Corporal punishment controversy: parents, administrators divided on whether schools should allow it

TULSA - Some students in Green Country are still getting paddled at school. Thirty-one states have banned corporal punishment in schools, but Oklahoma is not one of them. 

It has become a controversial topic and many parents disagree on -- local districts' policies on paddling.

You can still find a paddle at the principal's office at Berryhill High School, but it's been a while since it was regularly used.

Berryhill is one of the districts in Oklahoma with a policy that does allow corporal punishment. But superintendent Mike Campbell says he has asked principals to hold off on picking up the paddle. It is the parents who sometimes request paddling as an option.

"I think corporal punishment probably has its place with some students, some students it doesn't," Campbell said.

Until just a few years ago, Owasso schools also allowed paddling, but assistant superintendent David Hall agrees the liability the districts face made them reconsider too.

"Throw in the fact that if they request that you give swats, you give swats to someone and then if they happen to have a bruise show up, they turn around and threaten to sue you," Hall said.

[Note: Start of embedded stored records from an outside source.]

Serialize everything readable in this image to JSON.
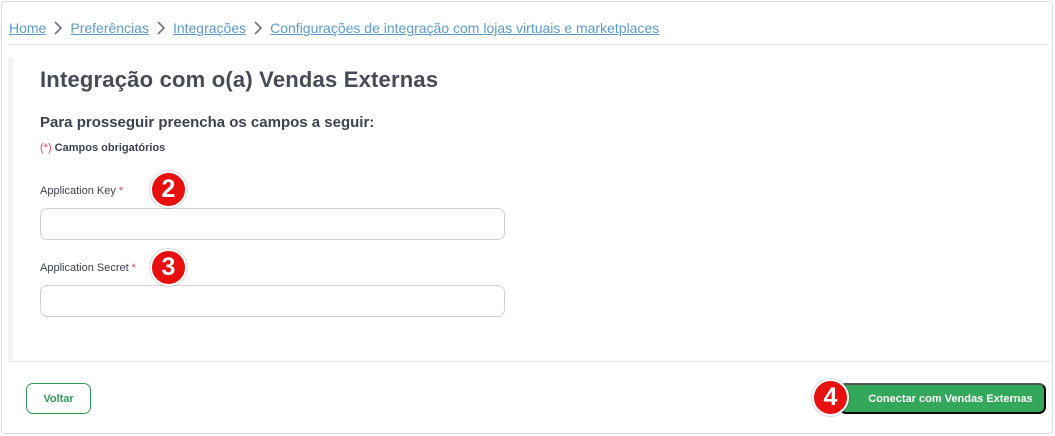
{
  "breadcrumb": {
    "items": [
      {
        "label": "Home"
      },
      {
        "label": "Preferências"
      },
      {
        "label": "Integrações"
      },
      {
        "label": "Configurações de integração com lojas virtuais e marketplaces"
      }
    ],
    "separator_icon": "chevron-right-icon"
  },
  "page": {
    "title": "Integração com o(a) Vendas Externas",
    "subtitle": "Para prosseguir preencha os campos a seguir:",
    "required_marker": "(*)",
    "required_text": "Campos obrigatórios"
  },
  "fields": {
    "application_key": {
      "label": "Application Key",
      "asterisk": "*",
      "value": "",
      "placeholder": ""
    },
    "application_secret": {
      "label": "Application Secret",
      "asterisk": "*",
      "value": "",
      "placeholder": ""
    }
  },
  "badges": {
    "key": "2",
    "secret": "3",
    "connect": "4"
  },
  "footer": {
    "back_label": "Voltar",
    "connect_label": "Conectar com Vendas Externas"
  },
  "colors": {
    "link": "#5b9bd1",
    "primary_green": "#34a85a",
    "required_red": "#e0415a",
    "badge_red": "#e80f0f"
  }
}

This topic hit a nerve on our KJRH Facebook page . Our post got hundreds of responses in just a couple hours and most people responding are strongly in favor of corporal punishment. A few people commented saying spanking children has been shown to hurt their social development and self-esteem.

But most people commenting seemed to agree with Troy Morris. The Sapulpa father says he was paddled in school and thinks Oklahoma needs to keep the option.

"If I got it at school, I got it at home," Morris said.

Many individual districts are banning the paddle even if the state does not.

Tulsa, Broken Arrow, and Bixby Public Schools also no longer allow it, and even in Berryhill administrators say times are changing.

"You know, I just don't think it's worth an administrator ruining a career," Campbell said.

The latest estimate from U.S. Department of Education found from 2002  to 2010 about 9,070 kids statewide got some type of corporal punishment. That's less than 1.5 percent of the total number of students. And those numbers are expected to drop once new data is calculated.

So how is the trend affecting behavior?

"I have not heard one principal say that they wish it was still available," said Hall regarding Owasso schools.

"Our suspensions are down this year over what they've been the past 10 years," Campbell said of Berryhill schools.

As the Berryhill paddles sit gathering dust, many Oklahomans remain divided on the impact their use has on students.

"It is old-fashioned; seems to work. Schools want to use it, I think it is something in the arsenal that should be used," Morris said.

The American Psychological Association has adopted a resolution urging schools to never use corporal punishment.